Bei Carbon Kombinationen haben Sie bestimmt schon das negative Vorzeichen bemerkt. Hier gilt dann bei der Ausdehnung genau das Gegenteil, da der Fokus sich nach Innen verlagert. Hier gilt dann bei der Fokussierung genau das Gegenteil von eben, sprich der Fokusierer muss nach Innen gedreht werden.
Interessant sind auch die Tabellen Öffnungsverhältnis und Winkel. Sie sehen, je schneller eine Optik ist, desto größer der Winkel. Das hat katastrophale Auswirkungen bei Defokusierung z. B. durch Temperaturänderung, denn je größer der Winkel, desto größer (unschärfer) wird der Stern. So ein f/2 Hyperstarsystem wird also schon bei der geringsten Defokusierung mit großen Sternen antworten. Aber auch bei Verkippung, die man immer geringfügig hat aufgrund einer Klemmung, wird dieses System durch die geringe Fokustoleranz mit erheblichen Strichen reagieren. Deswegen priorisiere ich moderate Systeme von f/5-f/6, da habe ich viel weniger Stress. Wenn Sie die Exceltabelle downloaden, können Sie in den gelben Eingabefeldern mal den Winkel und die Ausdehnung eingeben, um herauszufinden, um wieviel um auf einmal ein Stern größer wird. Winkel und Ausdehnung können Sie in den Tabellen ablesen. Letztere Größe müssen Sie nur noch mit der Temperaturdifferenz multiplizieren. In diesem Beispiel habe ich errechnet, auf welchen Durchmesser und Fläche ein idealer Stern (Größe 0 um) bei einem f/5.3 Alu-Suprax System bei 3 Grad Temperaturänderung anwächst, wenn die Temperaturtoleranz schon vorher erreicht wurde.
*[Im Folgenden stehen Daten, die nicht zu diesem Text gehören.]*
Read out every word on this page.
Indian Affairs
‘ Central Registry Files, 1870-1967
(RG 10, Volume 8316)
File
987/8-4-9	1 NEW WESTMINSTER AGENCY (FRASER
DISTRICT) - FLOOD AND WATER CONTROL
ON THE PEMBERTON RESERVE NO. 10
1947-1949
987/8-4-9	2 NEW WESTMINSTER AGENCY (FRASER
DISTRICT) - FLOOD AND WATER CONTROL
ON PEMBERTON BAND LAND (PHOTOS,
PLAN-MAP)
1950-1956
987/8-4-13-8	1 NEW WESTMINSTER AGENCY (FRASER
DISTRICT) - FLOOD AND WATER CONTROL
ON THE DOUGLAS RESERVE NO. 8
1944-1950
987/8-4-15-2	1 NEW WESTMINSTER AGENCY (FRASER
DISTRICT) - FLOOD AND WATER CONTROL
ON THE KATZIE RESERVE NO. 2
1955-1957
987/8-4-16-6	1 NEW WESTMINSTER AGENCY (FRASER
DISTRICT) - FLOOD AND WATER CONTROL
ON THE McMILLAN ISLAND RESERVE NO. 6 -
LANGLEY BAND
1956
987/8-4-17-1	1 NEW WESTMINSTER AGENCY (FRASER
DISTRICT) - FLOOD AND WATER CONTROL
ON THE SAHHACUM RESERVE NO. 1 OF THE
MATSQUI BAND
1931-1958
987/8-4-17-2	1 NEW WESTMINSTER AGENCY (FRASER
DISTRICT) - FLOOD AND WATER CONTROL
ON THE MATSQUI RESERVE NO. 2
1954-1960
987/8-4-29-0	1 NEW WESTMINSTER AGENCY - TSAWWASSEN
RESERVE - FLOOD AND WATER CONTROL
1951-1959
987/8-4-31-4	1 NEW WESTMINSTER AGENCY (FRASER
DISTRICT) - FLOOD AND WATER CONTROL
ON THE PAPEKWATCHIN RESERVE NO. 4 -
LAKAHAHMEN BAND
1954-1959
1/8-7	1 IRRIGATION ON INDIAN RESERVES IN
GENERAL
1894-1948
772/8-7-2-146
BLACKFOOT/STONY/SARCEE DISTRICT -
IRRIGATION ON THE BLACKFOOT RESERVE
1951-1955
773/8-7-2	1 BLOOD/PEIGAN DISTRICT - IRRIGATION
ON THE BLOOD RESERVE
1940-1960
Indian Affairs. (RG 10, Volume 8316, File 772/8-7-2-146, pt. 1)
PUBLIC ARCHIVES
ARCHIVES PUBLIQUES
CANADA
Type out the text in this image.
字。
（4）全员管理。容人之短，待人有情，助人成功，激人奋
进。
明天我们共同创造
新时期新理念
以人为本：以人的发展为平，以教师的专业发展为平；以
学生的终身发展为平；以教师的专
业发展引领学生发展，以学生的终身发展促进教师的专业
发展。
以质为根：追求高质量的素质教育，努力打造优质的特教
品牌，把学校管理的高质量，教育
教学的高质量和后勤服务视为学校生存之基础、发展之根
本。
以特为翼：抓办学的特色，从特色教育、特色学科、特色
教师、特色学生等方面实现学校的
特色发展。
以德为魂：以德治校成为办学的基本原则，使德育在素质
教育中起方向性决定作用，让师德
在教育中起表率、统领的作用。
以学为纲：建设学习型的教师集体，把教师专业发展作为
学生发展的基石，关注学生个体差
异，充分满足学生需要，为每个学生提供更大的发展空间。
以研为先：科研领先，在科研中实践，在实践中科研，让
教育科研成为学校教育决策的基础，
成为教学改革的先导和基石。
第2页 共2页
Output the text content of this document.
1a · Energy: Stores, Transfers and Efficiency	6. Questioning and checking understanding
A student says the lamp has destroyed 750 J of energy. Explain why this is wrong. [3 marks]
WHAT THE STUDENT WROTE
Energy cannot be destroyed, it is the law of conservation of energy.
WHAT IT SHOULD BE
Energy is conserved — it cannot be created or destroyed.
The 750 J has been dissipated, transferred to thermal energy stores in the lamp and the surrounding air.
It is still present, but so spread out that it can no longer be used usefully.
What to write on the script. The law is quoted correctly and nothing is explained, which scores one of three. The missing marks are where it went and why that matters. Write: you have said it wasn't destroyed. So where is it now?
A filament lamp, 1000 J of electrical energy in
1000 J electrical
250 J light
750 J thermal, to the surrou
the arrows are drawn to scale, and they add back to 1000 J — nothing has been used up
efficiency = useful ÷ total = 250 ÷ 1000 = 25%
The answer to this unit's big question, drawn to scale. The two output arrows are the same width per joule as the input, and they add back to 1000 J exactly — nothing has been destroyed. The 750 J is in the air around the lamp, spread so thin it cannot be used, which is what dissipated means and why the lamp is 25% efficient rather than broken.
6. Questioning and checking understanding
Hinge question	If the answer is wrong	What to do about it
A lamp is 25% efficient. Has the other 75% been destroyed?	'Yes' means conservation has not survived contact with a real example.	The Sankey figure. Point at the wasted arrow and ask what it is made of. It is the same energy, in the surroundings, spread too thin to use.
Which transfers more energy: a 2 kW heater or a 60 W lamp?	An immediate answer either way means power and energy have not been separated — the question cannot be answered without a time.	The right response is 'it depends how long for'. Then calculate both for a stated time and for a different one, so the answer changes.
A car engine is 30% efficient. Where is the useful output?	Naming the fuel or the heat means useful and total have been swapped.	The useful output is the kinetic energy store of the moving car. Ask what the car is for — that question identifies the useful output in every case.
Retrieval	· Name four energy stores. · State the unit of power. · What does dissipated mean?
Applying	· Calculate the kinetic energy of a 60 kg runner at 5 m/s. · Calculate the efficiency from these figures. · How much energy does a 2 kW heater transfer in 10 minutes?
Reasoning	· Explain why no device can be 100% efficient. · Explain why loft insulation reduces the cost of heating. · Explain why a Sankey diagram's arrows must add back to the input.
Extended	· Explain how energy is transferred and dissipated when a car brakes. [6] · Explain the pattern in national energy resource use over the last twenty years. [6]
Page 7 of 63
Zum Schluß noch etwas Werkstoffkunde. Ich hatte in China mal Preisanfragen gestartet bezüglich Invarrohre. Invar ist eine Eisen-Nickellegierung und hateinen Ausdehnungskoeffizienten von nur 1E-6, kommt dem Carbon also schon verdammt nah! Leider waren die Preise meines Erachtens unrealistisch, sie lagennur etwa 35% unter Carbontuben. Dennoch sollten wir mal die Augen für diesen Werkstoff offen halten, denn die Carbontuben halte ich für völlig überteuert trotz der komplexen Herstellung dieses Werkstoffes.